Dès la fin du message diffusé sur les haut-parleurs, je me précipite vers la salle commune. Je ne peux pas me permettre d'être en retard pour la visite de la reine. Toutes mes sœurs en sont également conscientes : les couloirs et l'escalier sont bondés, non seulement par les clones, mais aussi par des membres du personnel. J'en déduis qu'eux non plus ne savent pas de quoi il va être question.
Dans la grande salle, les tables ont été poussées, et les chaises, disposées en rang. Certaines de mes sœurs se sont déjà installées. Au premier rang, je reconnais Margaret-Agnes et Margaret-Gisele, semblant apparemment décidées à attirer l'attention de la reine même si cette dernière est incapable de les distinguer des autres. Tout à l'arrière, Margaret-Harriet est recroquevillée sur sa chaise, les cheveux devant son visage, comme si cela pouvait cacher sa cicatrice. Pour ma part, je m'installe au deuxième rang, à côté d'Elizabeth. Cette dernière me glisse :
"Toi qui étais dehors hier soir, tu n'as aucune idée de ce dont il va être question ?
- Non. Pas du tout..."
Le silence se fait soudain dans la grande salle. Victoria II du Royaume-Uni vient d'entrer. Son attitude est glaciale, comme à son habitude, et elle est vêtue avec tout l'apparat possible : longue robe noire et diadème incrusté de diamants. Comme si elle voulait nous faire sentir la distance qui se trouve entre elle et nous.
Alors qu'elle nous balaie d'un regard à la fois inquisiteur et méprisant, nous retenons notre souffle. Aucune d'entre nous ne souhaite attirer sa désapprobation. Puis la voix de la reine se fait entendre, claire et forte :
« Mesdemoiselles, si je me déplace ce soir pour vous rencontrer, c'est pour vous faire part d'une décision importante concernant l'avenir de la princesse Margaret. »

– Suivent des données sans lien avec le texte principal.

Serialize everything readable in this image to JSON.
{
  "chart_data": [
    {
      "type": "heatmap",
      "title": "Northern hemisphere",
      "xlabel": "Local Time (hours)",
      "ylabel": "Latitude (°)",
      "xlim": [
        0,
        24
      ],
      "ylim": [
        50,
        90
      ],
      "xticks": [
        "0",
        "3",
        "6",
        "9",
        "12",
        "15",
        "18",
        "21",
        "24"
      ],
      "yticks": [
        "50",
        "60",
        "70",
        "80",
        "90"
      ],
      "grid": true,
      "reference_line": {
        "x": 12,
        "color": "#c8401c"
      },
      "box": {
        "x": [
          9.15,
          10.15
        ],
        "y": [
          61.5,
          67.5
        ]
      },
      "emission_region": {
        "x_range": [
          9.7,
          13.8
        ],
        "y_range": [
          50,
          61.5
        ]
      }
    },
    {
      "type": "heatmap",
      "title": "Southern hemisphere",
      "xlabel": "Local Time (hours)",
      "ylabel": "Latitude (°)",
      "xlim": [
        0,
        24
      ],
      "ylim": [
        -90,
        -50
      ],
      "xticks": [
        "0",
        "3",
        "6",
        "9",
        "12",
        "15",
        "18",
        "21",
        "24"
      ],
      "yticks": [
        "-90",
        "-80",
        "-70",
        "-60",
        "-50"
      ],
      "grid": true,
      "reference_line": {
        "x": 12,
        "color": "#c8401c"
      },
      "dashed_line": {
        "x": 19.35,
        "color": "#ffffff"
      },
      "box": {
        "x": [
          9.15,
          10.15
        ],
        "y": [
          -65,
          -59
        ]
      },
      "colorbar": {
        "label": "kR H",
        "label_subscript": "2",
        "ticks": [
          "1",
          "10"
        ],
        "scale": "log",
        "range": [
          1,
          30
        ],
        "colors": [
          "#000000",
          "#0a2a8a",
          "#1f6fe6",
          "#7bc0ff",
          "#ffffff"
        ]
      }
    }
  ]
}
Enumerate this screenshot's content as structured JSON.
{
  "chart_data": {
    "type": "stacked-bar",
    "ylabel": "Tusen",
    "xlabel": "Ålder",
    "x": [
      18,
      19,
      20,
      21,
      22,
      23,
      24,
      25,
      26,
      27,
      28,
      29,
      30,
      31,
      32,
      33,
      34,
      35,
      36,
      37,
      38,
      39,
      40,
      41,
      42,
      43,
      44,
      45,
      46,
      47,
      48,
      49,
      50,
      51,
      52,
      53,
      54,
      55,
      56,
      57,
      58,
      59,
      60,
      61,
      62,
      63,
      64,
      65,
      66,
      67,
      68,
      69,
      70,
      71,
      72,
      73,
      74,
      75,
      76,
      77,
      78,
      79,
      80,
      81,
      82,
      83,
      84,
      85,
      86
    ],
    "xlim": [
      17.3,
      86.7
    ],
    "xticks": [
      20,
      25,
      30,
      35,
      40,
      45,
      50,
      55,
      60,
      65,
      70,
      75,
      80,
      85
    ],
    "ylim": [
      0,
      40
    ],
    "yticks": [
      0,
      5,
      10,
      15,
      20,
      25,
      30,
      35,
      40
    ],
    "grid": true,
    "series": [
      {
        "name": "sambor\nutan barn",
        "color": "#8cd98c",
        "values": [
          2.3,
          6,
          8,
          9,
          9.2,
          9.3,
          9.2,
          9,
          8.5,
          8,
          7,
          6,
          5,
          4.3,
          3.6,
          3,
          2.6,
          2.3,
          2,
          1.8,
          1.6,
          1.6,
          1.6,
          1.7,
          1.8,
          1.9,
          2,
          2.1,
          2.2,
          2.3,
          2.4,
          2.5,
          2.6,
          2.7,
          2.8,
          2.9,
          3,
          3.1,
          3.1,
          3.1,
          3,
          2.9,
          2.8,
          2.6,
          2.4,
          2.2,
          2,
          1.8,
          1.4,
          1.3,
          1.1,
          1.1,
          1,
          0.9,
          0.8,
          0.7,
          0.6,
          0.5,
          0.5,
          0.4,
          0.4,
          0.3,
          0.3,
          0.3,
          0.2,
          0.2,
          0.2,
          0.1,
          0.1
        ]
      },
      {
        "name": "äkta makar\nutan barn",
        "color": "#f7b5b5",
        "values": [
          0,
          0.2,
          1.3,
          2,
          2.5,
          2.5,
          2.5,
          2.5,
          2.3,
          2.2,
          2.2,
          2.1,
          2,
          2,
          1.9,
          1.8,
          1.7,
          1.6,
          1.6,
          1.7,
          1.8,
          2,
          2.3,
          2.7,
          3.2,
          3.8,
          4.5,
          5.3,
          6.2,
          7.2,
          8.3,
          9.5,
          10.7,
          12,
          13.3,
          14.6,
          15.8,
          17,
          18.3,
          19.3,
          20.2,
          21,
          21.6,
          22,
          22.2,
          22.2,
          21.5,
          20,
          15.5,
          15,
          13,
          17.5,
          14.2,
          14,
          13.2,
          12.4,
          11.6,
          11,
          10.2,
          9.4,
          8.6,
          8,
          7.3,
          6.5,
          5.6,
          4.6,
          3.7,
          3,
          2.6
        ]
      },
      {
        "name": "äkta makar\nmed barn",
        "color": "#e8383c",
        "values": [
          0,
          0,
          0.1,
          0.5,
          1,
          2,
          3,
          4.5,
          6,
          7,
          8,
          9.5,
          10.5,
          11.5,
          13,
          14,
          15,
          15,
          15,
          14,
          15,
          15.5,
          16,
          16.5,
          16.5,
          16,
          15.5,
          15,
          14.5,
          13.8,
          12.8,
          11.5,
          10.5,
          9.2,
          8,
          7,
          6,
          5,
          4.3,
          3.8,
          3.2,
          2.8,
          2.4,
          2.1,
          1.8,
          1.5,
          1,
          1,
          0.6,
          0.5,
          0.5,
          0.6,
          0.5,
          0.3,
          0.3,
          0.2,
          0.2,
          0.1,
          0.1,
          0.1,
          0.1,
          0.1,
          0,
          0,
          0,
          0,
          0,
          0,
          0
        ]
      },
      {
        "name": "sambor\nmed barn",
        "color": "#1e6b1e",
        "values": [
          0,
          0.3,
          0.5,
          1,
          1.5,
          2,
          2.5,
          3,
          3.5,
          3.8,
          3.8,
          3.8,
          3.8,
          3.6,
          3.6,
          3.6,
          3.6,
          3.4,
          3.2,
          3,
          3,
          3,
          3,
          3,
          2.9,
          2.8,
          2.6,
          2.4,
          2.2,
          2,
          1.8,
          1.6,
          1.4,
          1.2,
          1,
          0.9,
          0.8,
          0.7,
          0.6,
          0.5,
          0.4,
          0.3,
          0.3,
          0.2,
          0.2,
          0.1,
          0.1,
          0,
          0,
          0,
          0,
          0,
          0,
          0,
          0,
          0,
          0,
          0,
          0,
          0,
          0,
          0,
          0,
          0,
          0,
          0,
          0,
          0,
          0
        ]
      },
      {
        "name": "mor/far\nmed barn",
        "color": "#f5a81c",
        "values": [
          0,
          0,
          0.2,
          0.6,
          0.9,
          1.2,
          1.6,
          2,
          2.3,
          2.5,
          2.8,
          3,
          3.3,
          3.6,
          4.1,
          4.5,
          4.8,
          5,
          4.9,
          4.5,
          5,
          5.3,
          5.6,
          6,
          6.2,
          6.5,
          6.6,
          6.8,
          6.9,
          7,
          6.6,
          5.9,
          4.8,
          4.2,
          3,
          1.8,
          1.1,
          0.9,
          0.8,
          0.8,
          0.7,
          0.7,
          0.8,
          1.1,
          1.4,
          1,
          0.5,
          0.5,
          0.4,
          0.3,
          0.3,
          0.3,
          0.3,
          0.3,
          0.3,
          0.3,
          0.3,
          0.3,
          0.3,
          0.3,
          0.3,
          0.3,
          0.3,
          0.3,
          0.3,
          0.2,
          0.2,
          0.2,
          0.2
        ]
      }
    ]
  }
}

Mes sœurs et moi nous regardons. Des hypothèses fusent dans ma tête. Allons-nous déménager ? Récemment, plusieurs articles se sont étonnés du fait que Margaret ne s'installe pas dans sa propre demeure. Ou bien la reine a-t-elle décidé d'ajouter une nouvelle compétence à l'arsenal dont sa petite-fille dispose déjà, ce qui impliquerait davantage de travail pour nous ? Elle met rapidement fin au suspense en nous annonçant :
« La princesse est majeure depuis quelques mois maintenant. Etant donné qu'elle est enfant unique, comme l'est le prince Richard, il est urgent de régler au plus vite la question de sa descendance afin de montrer au peuple que la succession est assurée. Notre famille royale doit lui sembler stable et inébranlable. Margaret devrait donc se marier et concevoir des enfants dans un futur proche. Le jeune comte James d'Essex est à mon avis le meilleur candidat aux noces."
Je reste sidérée devant la manière dont Victoria II traite parle du mariage à venir de Margaret. Il n'y a pas de place pour les sentiments dans son discours : la seule chose qu'elle prend en compte, c'est la politique. Et elle attend de nous, les clones, que nous sacrifions également notre vie sur l'autel du devoir.
Mais le contraste entre ses paroles glaçantes de rationalité et l'émotion de Jane lorsqu'elle me parlait d'Eliott tout à l'heure me paraît grinçant. Ne va-t-elle pas trop loin en franchissant cette nouvelle étape dans la mise en scène de la vie de Margaret ?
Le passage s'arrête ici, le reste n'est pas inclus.